The modern Oldenburg is an elite sport horse that regularly competes at national and international championships and the Olympic Games. Today, private owners breed most Oldenburgs under the supervision of the German Oldenburger Verband. The association allows breeders to use top bloodlines from many breeds instead of limiting breedings to purebred Oldenburgs.

All foals who qualify for a pedigree certificate from the breed association can receive the distinct Oldenburg brand on their left hip. This mark includes a crown, an “O” for Oldenburg, and a two-digit number taken from the horse’s registration number. 

This practice began in 1861 to help identify registered Oldenburgs.

The versatile Oldenburg excels in many sports, including: 

  • Dressage
  • Eventing
  • Show jumping
  • Driving
  • Pleasure riding 

Male Oldenburgs must pass a sports test in dressage, eventing, or jumping as part of the stallion licensing process.

The cost of an Oldenburg horse can vary widely, ranging from $6,000 to $100,000. Many top show-jumping riders buy talented Oldenburg horses with excellent jumping ability, and these desirable animals often sell for high prices. 

In 2018, the Oldenburg population included an estimated 7,000 mares and 300 stallions. Approximately 4,500 people breed Oldenburgs. Most breeders are German farmers who have small plots of land and only own two to four breeding mares. 

Small breeding populations of Oldenburgs exist in many countries, including Canada, France, Ireland, North America, and South Africa. In the U.S., the International Sporthorse Registry and Oldenburg Registry North America (ISR-Oldenburg NA) oversees Oldenburg breeding.

The Oldenburg requires daily food and water. A horse should eat around 1% to 2% of its body weight in grass or hay daily. If your Oldenburg requires grain, feed this concentrate in small, frequent meals. Also, your Oldenburg should have access to a comfortable shelter that provides cool shade in the summer and warmth in the winter. Remove manure daily to keep their living space clean. 

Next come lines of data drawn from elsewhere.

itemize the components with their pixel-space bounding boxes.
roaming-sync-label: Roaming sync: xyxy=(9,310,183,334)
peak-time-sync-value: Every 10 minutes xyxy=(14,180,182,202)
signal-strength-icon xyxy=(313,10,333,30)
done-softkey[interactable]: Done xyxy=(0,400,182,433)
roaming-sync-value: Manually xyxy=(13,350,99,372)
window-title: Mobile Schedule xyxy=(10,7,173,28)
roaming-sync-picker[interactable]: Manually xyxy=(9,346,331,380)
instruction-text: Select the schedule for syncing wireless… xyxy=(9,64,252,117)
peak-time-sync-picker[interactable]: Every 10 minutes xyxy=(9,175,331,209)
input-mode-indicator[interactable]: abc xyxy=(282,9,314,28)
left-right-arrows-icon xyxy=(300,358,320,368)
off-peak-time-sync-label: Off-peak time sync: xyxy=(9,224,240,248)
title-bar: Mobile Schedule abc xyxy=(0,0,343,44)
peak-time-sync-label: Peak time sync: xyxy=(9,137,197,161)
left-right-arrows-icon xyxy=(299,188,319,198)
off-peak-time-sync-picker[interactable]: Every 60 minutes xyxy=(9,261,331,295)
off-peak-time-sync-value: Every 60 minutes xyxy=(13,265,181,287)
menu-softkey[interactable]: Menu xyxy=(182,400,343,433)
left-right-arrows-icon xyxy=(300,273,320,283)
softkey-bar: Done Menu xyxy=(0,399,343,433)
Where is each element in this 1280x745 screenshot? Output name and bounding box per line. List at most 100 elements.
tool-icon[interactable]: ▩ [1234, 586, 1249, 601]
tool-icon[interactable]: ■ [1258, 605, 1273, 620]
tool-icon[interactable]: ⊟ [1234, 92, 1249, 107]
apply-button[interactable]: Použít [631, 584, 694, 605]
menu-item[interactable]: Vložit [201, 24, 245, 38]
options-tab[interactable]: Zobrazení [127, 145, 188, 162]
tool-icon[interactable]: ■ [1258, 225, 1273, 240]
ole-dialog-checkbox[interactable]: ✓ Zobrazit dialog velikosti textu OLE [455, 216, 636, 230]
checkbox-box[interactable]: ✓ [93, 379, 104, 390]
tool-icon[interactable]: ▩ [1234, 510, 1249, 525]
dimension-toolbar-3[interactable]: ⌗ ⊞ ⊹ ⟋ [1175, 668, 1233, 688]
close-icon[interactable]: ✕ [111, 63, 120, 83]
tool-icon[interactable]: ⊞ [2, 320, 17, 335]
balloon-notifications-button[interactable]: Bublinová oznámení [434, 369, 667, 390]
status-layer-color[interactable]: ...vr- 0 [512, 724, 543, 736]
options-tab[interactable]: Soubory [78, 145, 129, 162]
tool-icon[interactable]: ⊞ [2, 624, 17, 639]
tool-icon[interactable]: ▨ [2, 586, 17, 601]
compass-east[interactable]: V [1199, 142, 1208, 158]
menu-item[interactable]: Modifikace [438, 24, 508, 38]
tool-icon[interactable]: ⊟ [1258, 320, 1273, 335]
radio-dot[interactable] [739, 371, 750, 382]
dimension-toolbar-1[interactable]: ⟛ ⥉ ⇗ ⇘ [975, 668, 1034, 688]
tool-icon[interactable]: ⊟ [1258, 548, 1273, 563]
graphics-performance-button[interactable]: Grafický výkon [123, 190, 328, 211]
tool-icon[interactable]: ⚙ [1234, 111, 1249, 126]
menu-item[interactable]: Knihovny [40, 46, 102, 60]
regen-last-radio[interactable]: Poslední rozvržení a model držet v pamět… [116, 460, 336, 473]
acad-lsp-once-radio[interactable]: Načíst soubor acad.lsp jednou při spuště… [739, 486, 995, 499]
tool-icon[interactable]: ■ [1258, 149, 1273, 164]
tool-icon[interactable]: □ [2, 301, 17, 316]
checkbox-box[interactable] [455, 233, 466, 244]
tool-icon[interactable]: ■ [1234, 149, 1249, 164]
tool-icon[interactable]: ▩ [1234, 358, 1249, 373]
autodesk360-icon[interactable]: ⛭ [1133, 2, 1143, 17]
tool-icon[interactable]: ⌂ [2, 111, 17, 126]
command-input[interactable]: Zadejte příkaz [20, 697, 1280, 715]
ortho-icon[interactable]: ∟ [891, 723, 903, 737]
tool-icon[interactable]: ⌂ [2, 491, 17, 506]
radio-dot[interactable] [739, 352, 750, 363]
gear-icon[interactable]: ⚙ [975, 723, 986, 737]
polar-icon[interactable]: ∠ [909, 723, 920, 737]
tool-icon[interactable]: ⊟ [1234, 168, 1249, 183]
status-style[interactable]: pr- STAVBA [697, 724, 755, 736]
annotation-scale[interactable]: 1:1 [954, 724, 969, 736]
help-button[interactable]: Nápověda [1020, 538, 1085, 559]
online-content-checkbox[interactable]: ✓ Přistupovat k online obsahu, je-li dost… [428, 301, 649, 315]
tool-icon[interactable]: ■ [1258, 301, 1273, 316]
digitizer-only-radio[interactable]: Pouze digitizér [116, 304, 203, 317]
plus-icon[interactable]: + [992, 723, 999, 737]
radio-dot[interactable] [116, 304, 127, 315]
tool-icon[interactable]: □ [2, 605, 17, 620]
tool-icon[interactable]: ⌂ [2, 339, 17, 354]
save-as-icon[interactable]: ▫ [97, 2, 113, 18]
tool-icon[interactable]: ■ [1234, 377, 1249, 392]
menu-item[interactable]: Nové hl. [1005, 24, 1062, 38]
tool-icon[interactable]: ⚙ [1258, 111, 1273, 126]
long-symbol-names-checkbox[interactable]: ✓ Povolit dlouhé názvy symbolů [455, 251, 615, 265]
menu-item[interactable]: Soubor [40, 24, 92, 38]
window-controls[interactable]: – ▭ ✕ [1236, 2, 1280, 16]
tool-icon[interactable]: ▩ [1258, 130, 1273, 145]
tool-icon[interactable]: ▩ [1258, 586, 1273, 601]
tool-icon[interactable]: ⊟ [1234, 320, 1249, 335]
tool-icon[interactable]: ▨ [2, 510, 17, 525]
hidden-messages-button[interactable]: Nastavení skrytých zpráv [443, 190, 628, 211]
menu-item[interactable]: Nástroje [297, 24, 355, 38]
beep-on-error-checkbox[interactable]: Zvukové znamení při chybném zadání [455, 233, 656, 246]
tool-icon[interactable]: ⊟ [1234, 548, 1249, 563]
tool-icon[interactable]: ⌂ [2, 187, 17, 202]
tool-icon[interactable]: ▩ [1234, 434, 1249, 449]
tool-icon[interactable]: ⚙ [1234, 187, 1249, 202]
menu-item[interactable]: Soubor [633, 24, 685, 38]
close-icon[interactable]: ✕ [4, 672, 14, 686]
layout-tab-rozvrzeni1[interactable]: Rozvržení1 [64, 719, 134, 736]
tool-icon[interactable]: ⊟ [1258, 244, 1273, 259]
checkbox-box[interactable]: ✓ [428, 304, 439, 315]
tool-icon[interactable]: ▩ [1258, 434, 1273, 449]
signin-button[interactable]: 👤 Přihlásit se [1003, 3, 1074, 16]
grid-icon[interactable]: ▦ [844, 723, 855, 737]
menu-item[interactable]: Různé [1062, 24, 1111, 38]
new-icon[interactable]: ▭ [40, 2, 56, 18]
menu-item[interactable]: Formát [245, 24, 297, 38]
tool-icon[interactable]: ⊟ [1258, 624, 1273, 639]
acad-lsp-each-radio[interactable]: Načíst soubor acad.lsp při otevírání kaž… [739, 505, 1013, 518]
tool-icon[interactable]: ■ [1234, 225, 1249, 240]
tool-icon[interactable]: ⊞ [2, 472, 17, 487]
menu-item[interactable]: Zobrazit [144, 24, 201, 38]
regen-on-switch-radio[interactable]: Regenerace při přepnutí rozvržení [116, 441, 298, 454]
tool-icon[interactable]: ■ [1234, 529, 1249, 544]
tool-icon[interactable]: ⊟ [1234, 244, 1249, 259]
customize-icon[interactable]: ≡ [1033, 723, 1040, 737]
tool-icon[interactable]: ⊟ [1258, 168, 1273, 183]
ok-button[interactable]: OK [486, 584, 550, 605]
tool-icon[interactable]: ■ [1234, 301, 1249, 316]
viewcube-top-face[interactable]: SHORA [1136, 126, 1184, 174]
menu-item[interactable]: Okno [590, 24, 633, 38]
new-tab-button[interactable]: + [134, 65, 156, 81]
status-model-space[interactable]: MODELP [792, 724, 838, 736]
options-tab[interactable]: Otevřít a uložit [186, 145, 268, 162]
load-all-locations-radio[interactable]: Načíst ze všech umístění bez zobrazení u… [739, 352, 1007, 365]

The noble Oldenburg horse is a superb sport horse that can perform at the highest levels of dressage and show jumping. The breed’s kind and stable nature also makes it a suitable riding horse for novice riders. An Oldenburg from the top bloodlines can fetch a high price, and this breed may be difficult to find outside of Germany. But if you’re passionate about horse sports and have access to this talented breed, an Oldenburg can be an excellent choice.